Écrit par : Rony | 02.02.2006
Evidemment cette trouvaille semble venir dans le droit fil de mon commentaire précédent!
Elle pose la question très intéressante de la différence entre les néologismes et les mots-valise. Fait de brisures de mots de la langue (et ici plus précisément de la langue psychiatrique familière aux personnes hospitalisées: paraphrènes, schizophrènes...), le néologisme arrête la signification qui part en éclats dispersés . Le mot valise la dirige dans sa diversité et la recondense dans une signification qui s'apparente au mot d'esprit.
Le dessin fait seulement apparaître un processus logique dont la finalité continue d'échapper.
Écrit par : Beatrice Steiner | 02.02.2006
Béatrice Steiner, pourriez-vous illuster votre propos par des exemples? Merci
Le curieux
Écrit par : le curieux | 02.02.2006
Dans le mot-valise" franglais" par exemple chacun reconnaît les syllabes des mots "anglais" et "français "qui appartiennent à notre langue. Les deux axes de leur signification sont clairement indiqués. La condensation finale produit une métaphore, une signification nouvelle: celle du du charabia.

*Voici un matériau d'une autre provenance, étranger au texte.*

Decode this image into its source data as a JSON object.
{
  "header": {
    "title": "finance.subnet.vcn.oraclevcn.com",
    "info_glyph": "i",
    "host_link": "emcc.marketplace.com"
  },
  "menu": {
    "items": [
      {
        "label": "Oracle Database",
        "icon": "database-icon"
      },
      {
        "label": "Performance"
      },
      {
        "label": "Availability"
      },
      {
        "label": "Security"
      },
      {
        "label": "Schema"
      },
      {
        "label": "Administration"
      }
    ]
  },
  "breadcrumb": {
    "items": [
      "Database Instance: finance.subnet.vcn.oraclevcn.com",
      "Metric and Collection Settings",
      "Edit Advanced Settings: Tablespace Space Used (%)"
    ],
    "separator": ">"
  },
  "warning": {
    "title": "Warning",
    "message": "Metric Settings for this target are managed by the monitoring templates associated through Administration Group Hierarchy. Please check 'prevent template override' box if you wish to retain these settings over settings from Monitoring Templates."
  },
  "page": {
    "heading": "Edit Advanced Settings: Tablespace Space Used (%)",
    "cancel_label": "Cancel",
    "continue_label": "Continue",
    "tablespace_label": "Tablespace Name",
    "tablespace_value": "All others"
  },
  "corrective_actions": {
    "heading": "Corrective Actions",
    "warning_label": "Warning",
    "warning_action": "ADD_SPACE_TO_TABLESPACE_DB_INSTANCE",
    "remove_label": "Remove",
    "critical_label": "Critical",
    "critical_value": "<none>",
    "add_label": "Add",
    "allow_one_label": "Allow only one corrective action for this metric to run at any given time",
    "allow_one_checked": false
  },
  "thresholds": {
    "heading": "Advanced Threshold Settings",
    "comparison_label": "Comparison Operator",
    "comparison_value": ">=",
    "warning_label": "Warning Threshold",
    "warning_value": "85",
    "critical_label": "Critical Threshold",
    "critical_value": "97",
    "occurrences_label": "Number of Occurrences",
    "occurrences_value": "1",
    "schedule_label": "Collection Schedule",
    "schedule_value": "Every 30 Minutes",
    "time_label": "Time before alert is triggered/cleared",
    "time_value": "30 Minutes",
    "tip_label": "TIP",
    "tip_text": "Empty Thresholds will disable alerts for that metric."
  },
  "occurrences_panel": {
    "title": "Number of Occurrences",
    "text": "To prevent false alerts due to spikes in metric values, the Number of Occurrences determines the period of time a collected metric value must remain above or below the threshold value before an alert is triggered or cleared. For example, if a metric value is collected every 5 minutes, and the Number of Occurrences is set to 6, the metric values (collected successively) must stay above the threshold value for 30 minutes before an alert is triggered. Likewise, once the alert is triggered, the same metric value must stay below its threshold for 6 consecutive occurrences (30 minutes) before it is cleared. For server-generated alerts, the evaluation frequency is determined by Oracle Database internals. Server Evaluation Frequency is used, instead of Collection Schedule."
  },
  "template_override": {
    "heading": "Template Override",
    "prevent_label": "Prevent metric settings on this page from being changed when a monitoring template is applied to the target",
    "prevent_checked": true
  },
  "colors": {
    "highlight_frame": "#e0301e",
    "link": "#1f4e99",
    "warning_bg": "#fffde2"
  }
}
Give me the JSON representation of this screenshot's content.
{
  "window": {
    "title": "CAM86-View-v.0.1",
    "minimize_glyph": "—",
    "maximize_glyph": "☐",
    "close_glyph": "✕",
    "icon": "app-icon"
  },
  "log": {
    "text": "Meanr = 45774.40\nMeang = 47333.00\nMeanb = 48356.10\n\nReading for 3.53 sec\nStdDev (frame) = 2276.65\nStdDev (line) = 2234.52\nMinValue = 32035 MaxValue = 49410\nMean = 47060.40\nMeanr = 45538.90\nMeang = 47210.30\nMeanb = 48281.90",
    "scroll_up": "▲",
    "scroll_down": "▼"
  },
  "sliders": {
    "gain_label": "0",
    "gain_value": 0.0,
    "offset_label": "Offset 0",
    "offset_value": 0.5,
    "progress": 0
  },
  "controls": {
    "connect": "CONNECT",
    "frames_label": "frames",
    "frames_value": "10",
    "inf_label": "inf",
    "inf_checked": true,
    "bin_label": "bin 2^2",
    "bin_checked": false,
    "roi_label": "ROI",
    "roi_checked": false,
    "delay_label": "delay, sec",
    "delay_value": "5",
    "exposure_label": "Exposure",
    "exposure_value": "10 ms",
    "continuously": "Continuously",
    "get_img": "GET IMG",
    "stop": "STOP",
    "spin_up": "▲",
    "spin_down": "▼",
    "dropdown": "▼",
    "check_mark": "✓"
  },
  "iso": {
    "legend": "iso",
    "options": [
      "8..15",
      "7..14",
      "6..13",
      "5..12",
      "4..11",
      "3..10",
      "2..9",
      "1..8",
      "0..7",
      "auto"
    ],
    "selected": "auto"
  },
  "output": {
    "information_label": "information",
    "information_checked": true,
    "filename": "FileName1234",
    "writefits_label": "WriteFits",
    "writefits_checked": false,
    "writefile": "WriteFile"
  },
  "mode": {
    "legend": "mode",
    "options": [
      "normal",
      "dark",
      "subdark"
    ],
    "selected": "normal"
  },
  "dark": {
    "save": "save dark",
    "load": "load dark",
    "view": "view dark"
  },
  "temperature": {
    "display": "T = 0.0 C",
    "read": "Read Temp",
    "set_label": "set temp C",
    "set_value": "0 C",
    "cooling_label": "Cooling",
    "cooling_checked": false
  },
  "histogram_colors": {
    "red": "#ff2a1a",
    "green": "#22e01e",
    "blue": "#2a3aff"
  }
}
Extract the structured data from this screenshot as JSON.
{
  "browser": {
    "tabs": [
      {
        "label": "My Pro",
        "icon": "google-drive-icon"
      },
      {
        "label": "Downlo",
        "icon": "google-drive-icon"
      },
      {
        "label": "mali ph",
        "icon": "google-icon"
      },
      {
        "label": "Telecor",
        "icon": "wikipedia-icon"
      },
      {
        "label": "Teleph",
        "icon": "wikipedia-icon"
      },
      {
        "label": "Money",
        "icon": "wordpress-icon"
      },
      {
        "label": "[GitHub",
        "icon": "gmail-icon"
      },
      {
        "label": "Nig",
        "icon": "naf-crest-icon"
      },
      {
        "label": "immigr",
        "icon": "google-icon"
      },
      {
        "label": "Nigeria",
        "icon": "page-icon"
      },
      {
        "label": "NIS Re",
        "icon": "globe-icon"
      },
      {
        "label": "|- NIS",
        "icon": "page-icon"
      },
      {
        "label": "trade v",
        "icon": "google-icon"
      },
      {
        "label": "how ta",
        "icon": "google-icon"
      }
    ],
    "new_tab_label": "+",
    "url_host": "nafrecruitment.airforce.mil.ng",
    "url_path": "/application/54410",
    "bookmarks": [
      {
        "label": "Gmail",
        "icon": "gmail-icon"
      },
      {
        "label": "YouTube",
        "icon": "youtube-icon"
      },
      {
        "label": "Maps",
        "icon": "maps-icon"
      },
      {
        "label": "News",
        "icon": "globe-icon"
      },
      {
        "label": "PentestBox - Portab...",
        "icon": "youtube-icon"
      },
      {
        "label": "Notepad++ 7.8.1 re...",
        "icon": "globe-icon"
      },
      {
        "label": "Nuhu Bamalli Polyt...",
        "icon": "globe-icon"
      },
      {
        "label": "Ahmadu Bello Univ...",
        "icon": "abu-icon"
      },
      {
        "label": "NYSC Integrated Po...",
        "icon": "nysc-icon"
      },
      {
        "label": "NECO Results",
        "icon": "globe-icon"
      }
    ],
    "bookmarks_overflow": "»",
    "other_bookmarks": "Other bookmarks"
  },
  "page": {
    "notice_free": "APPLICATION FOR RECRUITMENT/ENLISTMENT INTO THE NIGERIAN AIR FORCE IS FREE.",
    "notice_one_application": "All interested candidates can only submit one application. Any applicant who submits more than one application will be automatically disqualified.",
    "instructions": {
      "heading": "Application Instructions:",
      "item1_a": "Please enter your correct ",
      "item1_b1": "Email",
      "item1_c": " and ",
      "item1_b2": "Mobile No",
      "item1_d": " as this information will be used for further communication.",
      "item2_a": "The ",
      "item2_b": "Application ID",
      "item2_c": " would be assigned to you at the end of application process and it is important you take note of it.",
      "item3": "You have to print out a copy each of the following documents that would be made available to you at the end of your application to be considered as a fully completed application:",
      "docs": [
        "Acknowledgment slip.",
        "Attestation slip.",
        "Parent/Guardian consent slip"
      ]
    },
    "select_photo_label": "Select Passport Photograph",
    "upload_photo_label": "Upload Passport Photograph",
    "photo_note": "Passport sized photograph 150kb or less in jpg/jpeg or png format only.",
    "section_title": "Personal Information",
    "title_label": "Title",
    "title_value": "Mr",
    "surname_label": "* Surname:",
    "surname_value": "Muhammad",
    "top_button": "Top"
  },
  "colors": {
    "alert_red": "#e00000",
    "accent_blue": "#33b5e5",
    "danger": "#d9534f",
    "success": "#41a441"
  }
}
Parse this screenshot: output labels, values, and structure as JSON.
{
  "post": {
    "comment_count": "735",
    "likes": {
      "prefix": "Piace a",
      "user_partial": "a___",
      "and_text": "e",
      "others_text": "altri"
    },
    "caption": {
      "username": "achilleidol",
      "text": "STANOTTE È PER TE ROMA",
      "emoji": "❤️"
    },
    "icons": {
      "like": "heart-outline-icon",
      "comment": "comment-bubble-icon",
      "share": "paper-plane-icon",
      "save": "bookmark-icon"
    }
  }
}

Le néologisme psychotique échoue à produire un sens nouveau partageable (pour le "sens commun"). Néanmoins il présente morphologiquement les mêmes caractéristiques de réunir des phonèmes qui appartiennent à la langue commune. "Phrabène" est un mot qui a la sonorité d'un mot français. Le dessin qui est dessous comporte la même dérive "néologique" et se présente comme les fragments d'un rhébus. L'œil électrique électrise les tentacules du serpent (écho de forme) qui "inocule" la main du bonhomme (autre écho). Entre les deux, la main qui enserre la main vient signifier l'emprise - et sans doute pour finir témoigner de la perplexité de qui se sent dans l'emprise d'un regard. Mais l'ensemble appartient à un code (sténo en dessous) dont nous n'avons pas la clef. Des morceaux de signification éparpillés ne produisent pas de sens avéré mais éveillent nos propres chaînes signifiantes.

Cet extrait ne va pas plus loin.